La parole ayant été donnée, après les conclusions, à Me Bouthors, avocat de la SAS Astradec ;

Considérant ce qui suit :

1. Aux termes de l'article L. 822-1 du code de justice administrative : " Le pourvoi en cassation devant le Conseil d'Etat fait l'objet d'une procédure préalable d'admission.
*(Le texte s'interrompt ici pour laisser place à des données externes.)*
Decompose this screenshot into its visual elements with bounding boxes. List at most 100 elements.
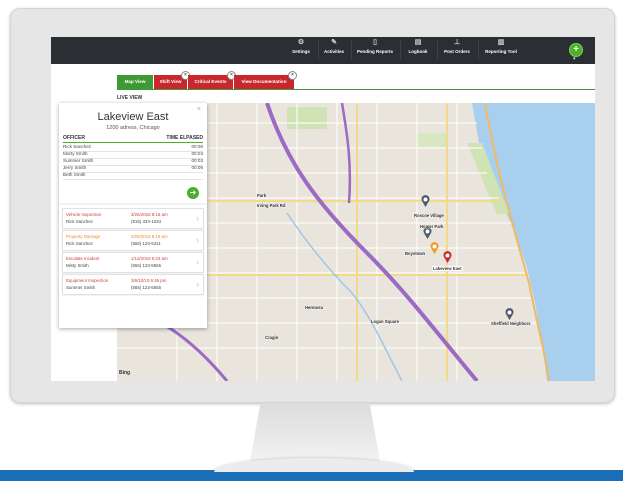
alert-location-pin[interactable] <box>430 242 439 254</box>
incident-phone: (555) 123-5555 <box>131 285 162 290</box>
selected-location-pin[interactable] <box>443 251 452 263</box>
tab-shift-view-label: Shift View <box>159 79 182 84</box>
officer-time: 00:03 <box>191 158 204 163</box>
incident-type: Equipment Inspection <box>66 278 109 283</box>
officer-time: 00:03 <box>191 151 204 156</box>
time-elapsed-column-header: TIME ELPASED <box>166 135 203 141</box>
incident-phone: (815) 333-1234 <box>131 219 162 224</box>
nav-logbook[interactable]: ▤ Logbook <box>401 39 435 62</box>
incident-datetime: 1/12/2015 6:23 am <box>131 256 168 261</box>
nav-pending-reports-label: Pending Reports <box>356 49 393 54</box>
park-area <box>287 107 327 129</box>
nav-post-orders-label: Post Orders <box>444 49 470 54</box>
tab-critical-events[interactable]: Critical Events × <box>188 71 236 89</box>
incident-officer: Rick Sanchez <box>66 241 93 246</box>
top-navigation-bar: ⚙ Settings ✎ Activities ▯ Pending Reports ▤… <box>51 37 595 64</box>
site-info-panel: × Lakeview East 1200 adress, Chicago OFF… <box>59 103 207 328</box>
park-area <box>417 133 447 147</box>
officer-name: Morty Smith <box>63 151 88 156</box>
chevron-down-icon[interactable]: ▾ <box>573 56 576 62</box>
pencil-icon: ✎ <box>331 39 337 46</box>
document-icon: ▯ <box>373 39 377 46</box>
site-title: Lakeview East <box>97 111 169 123</box>
incident-type: Property Damage <box>66 234 101 239</box>
officer-time: 00:06 <box>191 165 204 170</box>
clipboard-icon: ⊥ <box>453 39 461 46</box>
lake-michigan <box>472 103 595 381</box>
nav-activities-label: Activities <box>323 49 344 54</box>
officer-name: Beth Smith <box>63 172 86 177</box>
map-label: Park <box>257 193 267 198</box>
tab-map-view[interactable]: Map View <box>117 75 153 89</box>
incident-card[interactable]: Vehicle Inspection Rick Sanchez 3/26/201… <box>63 209 203 228</box>
officer-location-pin[interactable] <box>505 308 514 320</box>
incident-card[interactable]: Equipment Inspection Summer Smith 3/6/10… <box>63 275 203 294</box>
officer-time: 00:00 <box>191 144 204 149</box>
incident-officer: Summer Smith <box>66 285 96 290</box>
nav-activities[interactable]: ✎ Activities <box>319 39 349 62</box>
arrow-right-icon: ➜ <box>189 188 197 197</box>
tab-underline <box>117 89 595 90</box>
close-icon[interactable]: × <box>288 71 297 80</box>
incident-phone: (555) 123-5555 <box>131 263 162 268</box>
nav-logbook-label: Logbook <box>408 49 428 54</box>
incident-card[interactable]: Property Damage Rick Sanchez 3/26/2015 8… <box>63 231 203 250</box>
incident-officer: Rick Sanchez <box>66 219 93 224</box>
incident-officer: Misty Smith <box>66 263 89 268</box>
tab-map-view-label: Map View <box>124 79 146 84</box>
river <box>286 212 403 381</box>
incident-phone: (555) 123-5311 <box>131 241 161 246</box>
tab-view-documentation[interactable]: View Documentation × <box>234 71 297 89</box>
highway <box>340 103 352 204</box>
plus-icon: + <box>573 44 579 55</box>
map-attribution: Bing <box>119 370 131 376</box>
nav-reporting-tool-label: Reporting Tool <box>485 49 517 54</box>
site-address: 1200 adress, Chicago <box>106 125 160 131</box>
bar-chart-icon: ▥ <box>497 39 505 46</box>
arrow-right-button[interactable]: ➜ <box>187 187 199 199</box>
incident-type: Escalate Incident <box>66 256 100 261</box>
monitor-frame: ⚙ Settings ✎ Activities ▯ Pending Reports ▤… <box>10 8 615 403</box>
incident-list: Vehicle Inspection Rick Sanchez 3/26/201… <box>63 209 203 297</box>
tab-critical-events-label: Critical Events <box>194 79 227 84</box>
map-label: Cragin <box>265 335 279 340</box>
nav-pending-reports[interactable]: ▯ Pending Reports <box>352 39 398 62</box>
monitor-base <box>214 458 414 472</box>
map-label: Logan Square <box>371 319 399 324</box>
map-label-selected: Lakeview East <box>432 266 463 271</box>
book-icon: ▤ <box>414 39 422 46</box>
incident-datetime: 3/26/2015 8:16 am <box>131 212 168 217</box>
map-label: Irving Park Rd <box>257 203 286 208</box>
panel-divider <box>59 203 207 205</box>
nav-settings-label: Settings <box>292 49 310 54</box>
incident-card[interactable]: Escalate Incident Misty Smith 1/12/2015 … <box>63 253 203 272</box>
incident-datetime: 3/6/10/10 6:45 pm <box>131 278 167 283</box>
monitor-stand <box>250 403 380 461</box>
officer-table-header: OFFICER TIME ELPASED <box>63 135 203 143</box>
chevron-right-icon: › <box>196 257 199 267</box>
officer-row[interactable]: Beth Smith <box>63 172 203 180</box>
tab-view-documentation-label: View Documentation <box>241 79 287 84</box>
incident-datetime: 3/26/2015 8:16 am <box>131 234 168 239</box>
map-label: Roscoe Village <box>414 213 444 218</box>
tab-shift-view[interactable]: Shift View × <box>154 71 190 89</box>
nav-reporting-tool[interactable]: ▥ Reporting Tool <box>479 39 523 62</box>
map-label: Homer Park <box>420 224 444 229</box>
nav-post-orders[interactable]: ⊥ Post Orders <box>438 39 476 62</box>
officer-column-header: OFFICER <box>63 135 85 141</box>
chevron-right-icon: › <box>196 213 199 223</box>
map-label: Hermosa <box>305 305 323 310</box>
officer-location-pin[interactable] <box>421 195 430 207</box>
live-view-heading: LIVE VIEW <box>117 95 143 101</box>
officer-name: Summer Smith <box>63 158 94 163</box>
incident-type: Vehicle Inspection <box>66 212 102 217</box>
chevron-right-icon: › <box>196 235 199 245</box>
map-label: Boystown <box>405 251 426 256</box>
chevron-right-icon: › <box>196 279 199 289</box>
nav-settings[interactable]: ⚙ Settings <box>286 39 316 62</box>
gear-icon: ⚙ <box>297 39 305 46</box>
officer-name: Jerry Smith <box>63 165 87 170</box>
app-screen: ⚙ Settings ✎ Activities ▯ Pending Reports ▤… <box>51 37 595 381</box>
officer-name: Rick Sanchez <box>63 144 92 149</box>
add-button[interactable]: + <box>569 43 583 57</box>
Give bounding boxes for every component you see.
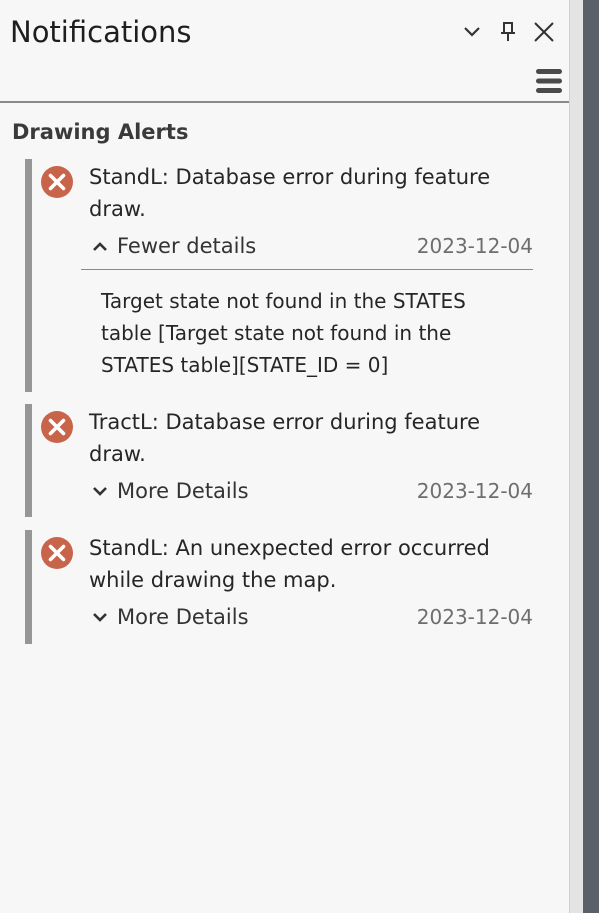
chevron-down-icon <box>93 487 107 496</box>
more-details-toggle[interactable]: More Details <box>89 602 249 632</box>
toggle-label: Fewer details <box>117 234 257 258</box>
severity-bar <box>25 159 32 392</box>
notification-message: TractL: Database error during feature dr… <box>89 410 481 466</box>
notifications-pane: Notifications Drawing Alerts StandL: Dat… <box>0 0 570 913</box>
options-menu-button[interactable] <box>533 66 565 96</box>
close-button[interactable] <box>530 18 558 46</box>
splitter[interactable] <box>570 0 583 913</box>
header-divider <box>0 101 569 103</box>
adjacent-window-edge <box>583 0 599 913</box>
notification-details: Target state not found in the STATES tab… <box>101 289 466 377</box>
chevron-down-icon <box>93 613 107 622</box>
details-row: More Details 2023-12-04 <box>89 602 533 632</box>
close-icon <box>534 22 554 42</box>
hamburger-menu-icon <box>536 69 562 93</box>
toggle-label: More Details <box>117 605 249 629</box>
pane-title: Notifications <box>10 15 192 49</box>
section-title: Drawing Alerts <box>12 120 189 144</box>
notification-message: StandL: Database error during feature dr… <box>89 165 491 221</box>
more-details-toggle[interactable]: More Details <box>89 476 249 506</box>
dropdown-button[interactable] <box>458 18 486 46</box>
notification-date: 2023-12-04 <box>416 234 533 258</box>
details-row: More Details 2023-12-04 <box>89 476 533 506</box>
chevron-down-icon <box>464 27 480 37</box>
details-divider <box>81 269 533 270</box>
error-icon <box>41 537 73 569</box>
fewer-details-toggle[interactable]: Fewer details <box>89 231 256 261</box>
error-icon <box>41 411 73 443</box>
severity-bar <box>25 530 32 644</box>
notification-date: 2023-12-04 <box>416 479 533 503</box>
pin-button[interactable] <box>494 18 522 46</box>
notification-card: TractL: Database error during feature dr… <box>25 404 545 517</box>
severity-bar <box>25 404 32 517</box>
chevron-up-icon <box>93 242 107 251</box>
notification-message: StandL: An unexpected error occurred whi… <box>89 536 490 592</box>
toggle-label: More Details <box>117 479 249 503</box>
details-row: Fewer details 2023-12-04 <box>89 231 533 261</box>
pin-icon <box>501 22 515 41</box>
notification-card: StandL: An unexpected error occurred whi… <box>25 530 545 644</box>
notification-date: 2023-12-04 <box>416 605 533 629</box>
error-icon <box>41 166 73 198</box>
notification-card: StandL: Database error during feature dr… <box>25 159 545 392</box>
L'admission est refusée par décision juridictionnelle si le pourvoi est irrecevable ou n'est fondé sur aucun moyen sérieux ".

2. Pour demander l'annulation de l'arrêt qu'elle attaque, le société Astradec soutient que la cour administrative d'appel de Douai a :

- méconnu la portée de ses écritures en jugeant qu'en se prévalant de régularisations spontanées effectuées avant la mise en recouvrement de la dette fiscale contestée, elle devait être regardée comme soulevant un moyen relevant du contentieux d'assiette ;

- méconnu les dispositions de l'article R. 196-1 du livre des procédures fiscales en écartant comme inopérant le moyen tiré de ce que sa réclamation ne pouvait être regardée comme tardive ;

- méconnu les dispositions de l'article L. 80 A du livre des procédure fiscales et dénaturé les décisions administratives des 26 janvier 2017 et 27 janvier 2018 en jugeant qu'elles n'étaient pas de nature à faire obstacle à l'obligation de payer procédant de la mise en demeure en litige ;

- méconnu les dispositions de l'article L. 80 A du livre des procédure fiscales en jugeant qu'elle n'était pas fondée à se prévaloir des énonciations des commentaires administratifs publiés le 8 mars 2017 au bulletin officiel des finances publiques (BOFiP) - Impôts sous la référence BOI-REC-EVTS-20-10-30.

3. Aucun des moyens soulevés n'est de nature à permettre l'admission du pourvoi.

D E C I D E :

--------------

Article 1er : Le pourvoi de la société Astradec n'est pas admis.

Article 2 : La présente décision sera notifiée à la société par actions simplifiée Astradec.

Copie en sera adressée au ministre de l'économie, des finances et de la souveraineté industrielle et numérique.